Le musée d'archéologie et d'histoire de Montréal présente l'exposition Sur le chemin des légendes. Pointe-à-Callière invite le public à découvrir le patrimoine oral francophone et autochtone d'Amérique du Nord à travers l'oeuvre de l'ethnologue et peintre Jean-Claude Dupont.

Quand Jean-Claude Dupont était petit, dans les années 30 et 40 à Saint-Antonin, près de Rivière-du-Loup, il adorait entendre les histoires des clients du magasin général de son père. Il l'accompagnait dans ses livraisons et entendait d'autres légendes.

Devenu professeur d'université, à Terre-Neuve et au Nouveau-Brunswick, il s'est spécialisé dans la technologie préindustrielle. Il interrogeait surtout les personnes âgées sur les techniques de pêche et de fabrication de bateaux. Souvent, ces derniers faisaient au passage allusion à des légendes.

L'ethnologue a alors eu l'idée de fixer cet aspect du folklore québécois avant qu'il ne disparaisse avec les derniers témoins des veillées d'antan. Il a demandé à 200 personnes de 30 villages de Beauce de lui raconter des légendes et a refait l'expérience dans son Témiscouata natal, en plus d'écumer les archives ethnologiques de l'Université Laval, où il avait été embauché.

Souvent, il demandait à ses interlocuteurs de lui dessiner une scène particulièrement savoureuse. Au fil des ans, il s'est mis à imaginer lui-même des croquis, puis s'est mis à la peinture naïve. Pour célébrer l'oeuvre de Jean-Claude Dupont, le musée Pointe-à-Callière organise jusqu'en mai une exposition de 100 de ses 400 tableaux qui relatent les légendes qui les ont inspirés.

«Quand j'ai commencé à dessiner, je n'en parlais pas autour de moi, a-t-il expliqué hier, durant la conférence de presse de lancement de l'exposition. Un ethnologue qui dessine, ça ne fait pas sérieux.»

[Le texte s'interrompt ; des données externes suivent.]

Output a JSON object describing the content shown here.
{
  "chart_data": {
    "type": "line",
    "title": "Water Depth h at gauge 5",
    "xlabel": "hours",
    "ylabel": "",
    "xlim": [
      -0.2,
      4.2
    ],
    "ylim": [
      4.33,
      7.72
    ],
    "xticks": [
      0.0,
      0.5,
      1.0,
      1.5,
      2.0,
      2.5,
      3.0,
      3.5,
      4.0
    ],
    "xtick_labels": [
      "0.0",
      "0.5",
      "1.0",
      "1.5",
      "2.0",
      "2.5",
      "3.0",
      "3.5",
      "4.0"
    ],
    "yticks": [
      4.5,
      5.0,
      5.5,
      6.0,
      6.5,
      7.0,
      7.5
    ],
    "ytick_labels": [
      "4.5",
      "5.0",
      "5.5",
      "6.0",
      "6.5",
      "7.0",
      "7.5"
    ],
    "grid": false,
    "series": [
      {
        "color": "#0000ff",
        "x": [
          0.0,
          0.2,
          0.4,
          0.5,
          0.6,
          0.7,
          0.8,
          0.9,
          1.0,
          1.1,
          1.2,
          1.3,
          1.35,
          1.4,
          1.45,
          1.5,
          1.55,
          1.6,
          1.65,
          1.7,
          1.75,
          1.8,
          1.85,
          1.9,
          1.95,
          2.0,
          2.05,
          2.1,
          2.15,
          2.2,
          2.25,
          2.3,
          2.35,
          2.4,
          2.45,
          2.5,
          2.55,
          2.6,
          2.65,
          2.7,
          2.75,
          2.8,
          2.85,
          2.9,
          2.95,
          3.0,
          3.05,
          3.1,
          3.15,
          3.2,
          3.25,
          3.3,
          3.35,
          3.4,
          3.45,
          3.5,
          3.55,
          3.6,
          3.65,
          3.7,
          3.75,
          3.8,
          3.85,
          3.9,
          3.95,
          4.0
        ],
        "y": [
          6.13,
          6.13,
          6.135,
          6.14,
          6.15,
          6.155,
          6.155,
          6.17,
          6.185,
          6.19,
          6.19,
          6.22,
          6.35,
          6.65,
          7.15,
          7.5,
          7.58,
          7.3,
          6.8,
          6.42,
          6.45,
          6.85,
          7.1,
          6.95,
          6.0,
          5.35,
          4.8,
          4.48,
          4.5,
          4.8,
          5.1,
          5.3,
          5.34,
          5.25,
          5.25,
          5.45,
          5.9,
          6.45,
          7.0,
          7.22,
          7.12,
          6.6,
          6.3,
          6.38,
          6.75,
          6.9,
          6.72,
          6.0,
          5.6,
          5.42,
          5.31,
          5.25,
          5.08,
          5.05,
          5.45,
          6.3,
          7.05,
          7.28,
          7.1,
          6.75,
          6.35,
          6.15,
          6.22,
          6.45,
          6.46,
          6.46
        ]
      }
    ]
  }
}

L'ethnologue a lié certaines légendes à leurs origines françaises. Celle de la chasse-galerie viendrait des chasseurs revenants qui, dans plusieurs pays européens, erraient dans les bois avec leurs chiens. Dans le Poitou, un cheval était parfois appelé gaille. Une version poitevine de la légende s'appelait «chasse d'Abram», un nom repris dans la version néo-brunswickoise de la légende, lors de l'invocation permettant de faire voyager le canot dans les airs. M. Dupont a aussi retracé une version de Lowell, au Massachusetts, où le canot était remplacé par un autobus volant.

Au passage, on note que les sorciers étaient souvent des hommes au Québec, alors qu'en France il s'agissait de femmes. «La sorcellerie était en Europe une manière de contrer des femmes dangereuses qui contestaient la société, estime Francine Lelièvre, la directrice de Pointe-à-Callière. Au Québec, les femmes prenaient plus de place. Les hommes partaient tout l'hiver dans les chantiers. Les femmes s'occupaient de tout.»

Jean-Claude Dupont note des différences régionales à ce sujet: en Beauce, la sorcellerie était une affaire de femmes, et au Nouveau-Brunswick, il s'agissait d'Amérindiennes, de «sauvagesses» dans le lexique d'alors. L'exposition comprend des objets liés aux légendes, souvent des outils qui rappellent la première carrière de M. Dupont. On voit aussi une bottine du géant Beaupré (taille 22), lui-même légendaire.